Рубин королевы | страница 37



Порыв горячности уступил место рассудительности. Чтобы заставить эту слишком прочную дверь открыться перед ним, Альдо решил прибегнуть к хитрости. Поправив на голове шляпу, он приподнял тяжелый бронзовый молоток. Тот опустился с таким замогильным звуком, что гостю на мгновение показалось: дом пуст. Но почти сразу же он услышал чьи-то приглушенные шаги, человек за дверью скользил, видимо, по выложенному плитками полу.

Петли, должно быть, были хорошо смазаны – дверь отворилась без того апокалиптического скрежета, который ожидал услышать Альдо. На пороге появилась служанка – об этом можно было догадаться по ее черному чепцу и белому фартуку, – тощая, морщинистая, с лицом, вполне достойным кисти великого Эль Греко. Некоторое время женщина молча рассматривала иностранца, потом спросила, что понадобилось господину. Призвав на помощь все свои познания в испанском, Морозини объяснил, что прибыл по поручению королевы и ему необходимо срочно увидеться с сеньором маркизом. Дверь распахнулась во всю ширь, и служанка изобразила нечто, напоминавшее глубокий реверанс. Князю показалось, что он внезапно очутился в прошлом. Этот дом был выстроен, вероятно, еще при их католических величествах, и с тех пор интерьер не слишком изменился., Альдо пришлось спуститься по двум ступенькам, и его оставили ожидать в низком зале, своды которого поддерживали тяжелые столбы. Кроме двух жестких скамеек со спинками из черного дуба, стоявших одна напротив другой у стен зала, здесь не было никакой мебели. Морозини вдруг стало холодно – как бывает в приемных наиболее суровых монастырей.

Женщина вернулась через минуту. «Дон Базилио» шел за ней по пятам. Но стоило ему узнать гостя, как заискивающая улыбка на его устах сменилась жуткой гримасой:

– Вы?! По поручению королевы?! Это ложь – убирайтесь вон!

– Ни за что! Я бы не стал пускаться в дорогу в такую адскую жару только ради удовольствия поприветствовать вас. Мне надо поговорить с вами... о вещах, чрезвычайно важных. Что же до королевы, вы отлично знаете: мы в наилучших отношениях. Маркиза Лас Марисмас, которая дала мне ваш адрес, могла бы подтвердить это.

– Так вас не бросили в тюрьму?

– Только не потому, что мало было стараний меня туда упрятать... Однако не могли бы мы поговорить в более подходящем месте? И главное, наедине?

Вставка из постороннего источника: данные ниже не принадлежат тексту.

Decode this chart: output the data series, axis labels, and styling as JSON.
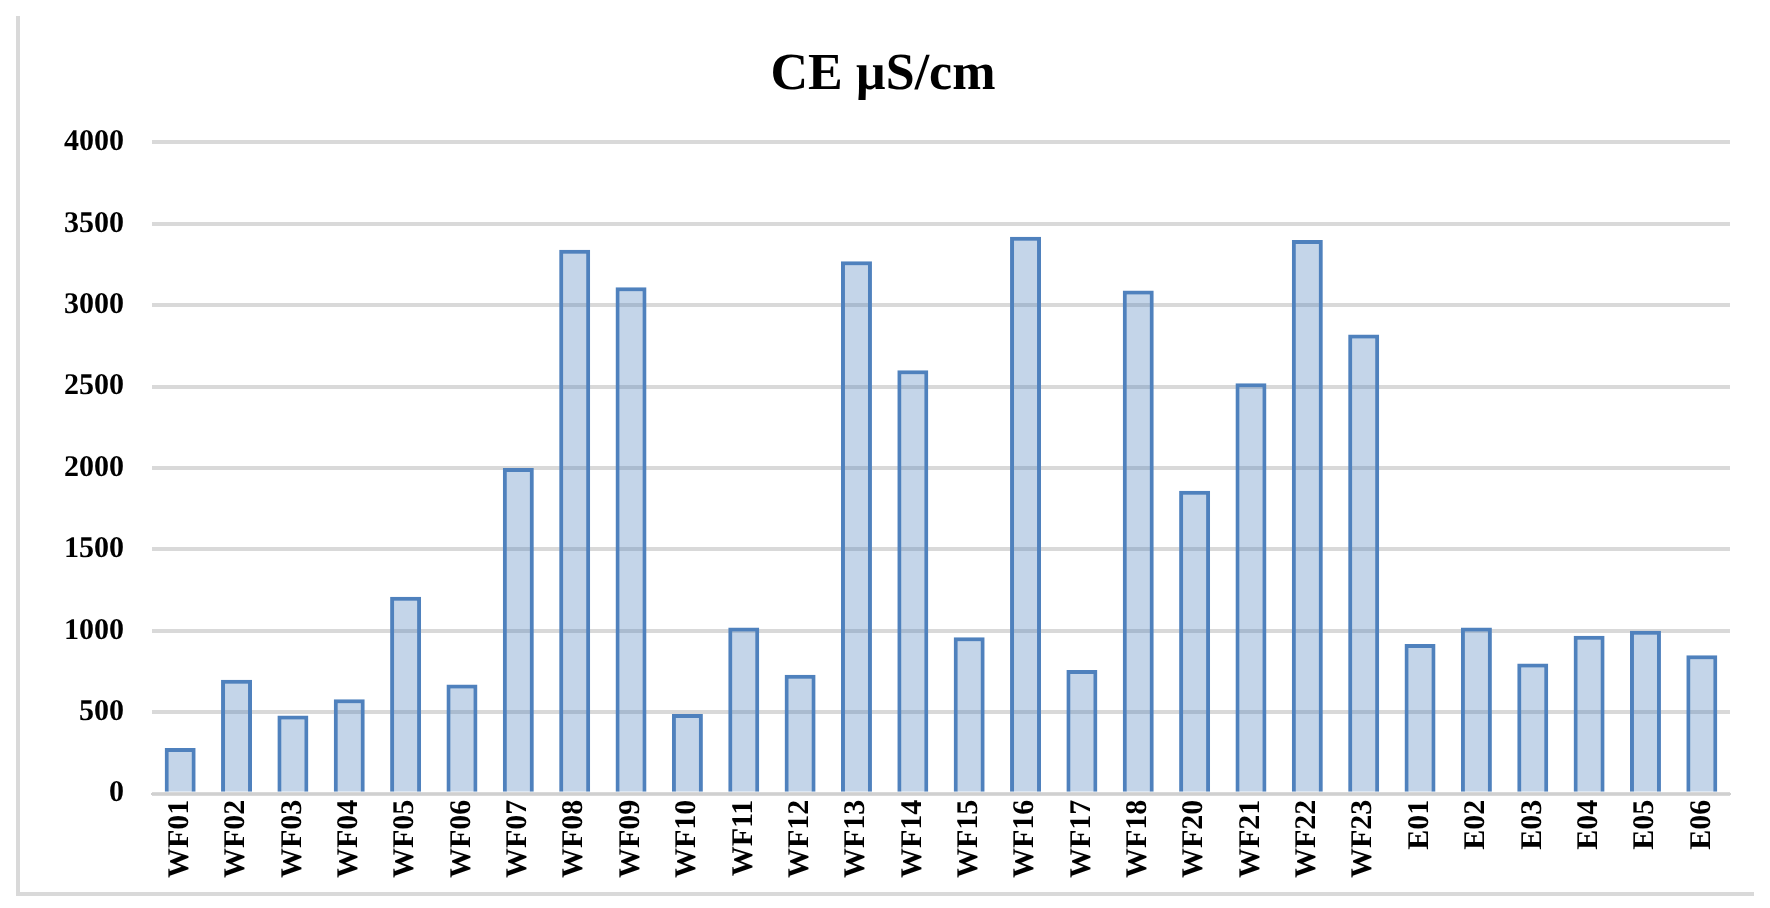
{
  "chart_data": {
    "type": "bar",
    "title": "CE µS/cm",
    "categories": [
      "WF01",
      "WF02",
      "WF03",
      "WF04",
      "WF05",
      "WF06",
      "WF07",
      "WF08",
      "WF09",
      "WF10",
      "WF11",
      "WF12",
      "WF13",
      "WF14",
      "WF15",
      "WF16",
      "WF17",
      "WF18",
      "WF20",
      "WF21",
      "WF22",
      "WF23",
      "E01",
      "E02",
      "E03",
      "E04",
      "E05",
      "E06"
    ],
    "values": [
      280,
      700,
      480,
      580,
      1210,
      670,
      2000,
      3340,
      3110,
      490,
      1020,
      730,
      3270,
      2600,
      960,
      3420,
      760,
      3090,
      1860,
      2520,
      3400,
      2820,
      920,
      1020,
      800,
      970,
      1000,
      850
    ],
    "color": "#4f81bd",
    "ylim": [
      0,
      4000
    ],
    "yticks": [
      0,
      500,
      1000,
      1500,
      2000,
      2500,
      3000,
      3500,
      4000
    ],
    "grid": "y"
  }
}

– Пойдемте! – нелюбезно буркнул хозяин, знаком отослав служанку.

Если вестибюль олицетворял собой монашескую суровость, то зал, где теперь очутился Морозини, был выдержан в совсем другом роде. Фуенте Салида устроил здесь нечто вроде святилища в честь своей принцессы: среди знамен Кастилии, Арагона, других провинций Испании и трех рыцарских орденов, на помосте, куда вели три ступеньки, под навесом из ткани королевских цветов стояло готическое кресло резного дерева с высокой спинкой. Над этим импровизированным троном висел портрет Хуаны: простая черно-белая гравюра. На противоположной стене, построенной из песчаника, который не сочли необходимым покрыть штукатуркой или хотя бы побелить, раскинув в стороны свои иссохшие руки, висело большое распятие черного дерева. Вдоль боковых стен симметрично расположились табуреты, над каждым – дворянский щит, обозначавший, что тут может разместиться один из членов Большого Совета. Все вместе производило сильное впечатление, тем более, что маркиз, пересекая зал в направлении к противоположной двери, преклонил колено перед троном. Морозини учтиво сделал то же самое, чем заслужил первый одобрительный взгляд хозяина дома.